2. Never use a fork to turn your meat. This will pierce your meat and let the juices out. Use tongs or 2 spoons. Also, move the meat as little as possible while cooking to ensure even heat distribution.

3. Always let your cooked meats rest a minimum of 5 minutes before cutting into them. 10 minutes is even better. This lets the juices redistribute, and juice = flavor.

4. When cutting any onion or shallot, chew on mint gum or suck on strong mints. I find that the stronger the mint flavor, i.e. peppermint, the more effective it is.

5. Always use a very sharp knife. The duller a knife, the more that you will have to “saw” at the food, which greatly increases the likelihood of an accident.

6. Invest in a good, electric, knife sharpener. Sharpen your most used knives at least once a week. Remember, sharper=safer.

7. Have a wide variety of knives. Different types, and sizes, for different jobs. I always recommend 2 different lengths of chef knives. 2 different lengths of serrated knives, a boning knife, and 2 good paring knives.

8. Salt is absolutely necessary is some recipes, as it draws out the moisture in foods. In baking it is often used as a leavening agent. Before you go ditching the salt, make sure it’s not necessary to the recipe!

9. Hold your hand like a claw when cutting, and make sure that your fingertips are curled underneath your knuckles. Your knife should run directly across your knuckles, minimizing the chance of cutting your fingers.

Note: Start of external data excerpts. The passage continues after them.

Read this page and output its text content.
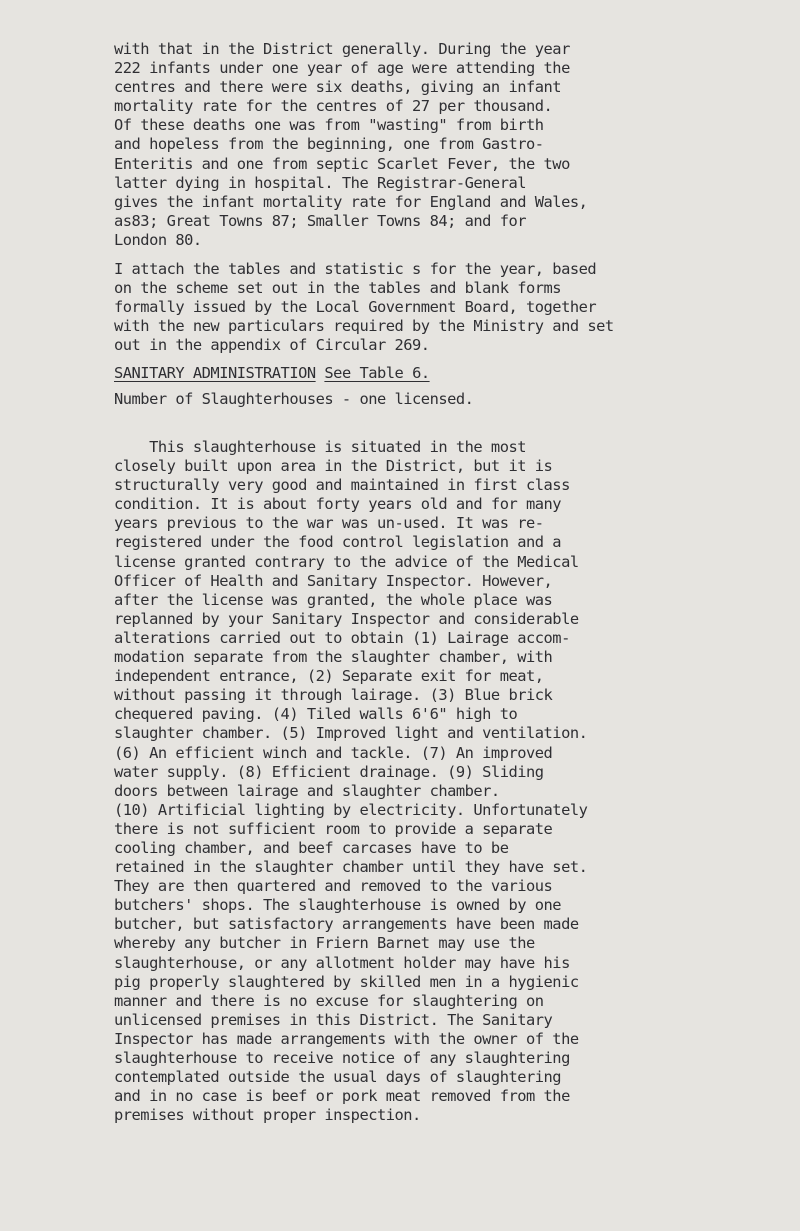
with that in the District generally. During the year

222 infants under one year of age were attending the

centres and there were six deaths, giving an infant

mortality rate for the centres of 27 per thousand.

Of these deaths one was from "wasting" from birth

and hopeless from the beginning, one from Gastro-

Enteritis and one from septic Scarlet Fever, the two

latter dying in hospital. The Registrar-General

gives the infant mortality rate for England and Wales,

as83; Great Towns 87; Smaller Towns 84; and for

London 80.

I attach the tables and statistic s for the year, based

on the scheme set out in the tables and blank forms

formally issued by the Local Government Board, together

with the new particulars required by the Ministry and set

out in the appendix of Circular 269.

SANITARY ADMINISTRATION See Table 6.

Number of Slaughterhouses - one licensed.

This slaughterhouse is situated in the most

closely built upon area in the District, but it is

structurally very good and maintained in first class

condition. It is about forty years old and for many

years previous to the war was un-used. It was re-

registered under the food control legislation and a

license granted contrary to the advice of the Medical

Officer of Health and Sanitary Inspector. However,

after the license was granted, the whole place was

replanned by your Sanitary Inspector and considerable

alterations carried out to obtain (1) Lairage accom-

modation separate from the slaughter chamber, with

independent entrance, (2) Separate exit for meat,

without passing it through lairage. (3) Blue brick

chequered paving. (4) Tiled walls 6'6" high to

slaughter chamber. (5) Improved light and ventilation.

(6) An efficient winch and tackle. (7) An improved

water supply. (8) Efficient drainage. (9) Sliding

doors between lairage and slaughter chamber.

(10) Artificial lighting by electricity. Unfortunately

there is not sufficient room to provide a separate

cooling chamber, and beef carcases have to be

retained in the slaughter chamber until they have set.

They are then quartered and removed to the various

butchers' shops. The slaughterhouse is owned by one

butcher, but satisfactory arrangements have been made

whereby any butcher in Friern Barnet may use the

slaughterhouse, or any allotment holder may have his

pig properly slaughtered by skilled men in a hygienic

manner and there is no excuse for slaughtering on

unlicensed premises in this District. The Sanitary

Inspector has made arrangements with the owner of the

slaughterhouse to receive notice of any slaughtering

contemplated outside the usual days of slaughtering

and in no case is beef or pork meat removed from the

premises without proper inspection.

10. Use wet measuring cups for wet ingredients, and dry measuring cups for dry ingredients. This is especially important in baking, as it is an exact science, and using the incorrect measuring cup, and alerting the ingredients by even the tiniest amount, can render your creation a total flop. Confused about which is dry and which is wet?? The wet measuring cups are the glass pyrex ones with a spout. The dry ones are the measuring spoons that nest together.

 

I hope you find these tips helpful, and I can’t wait to hear how you use them!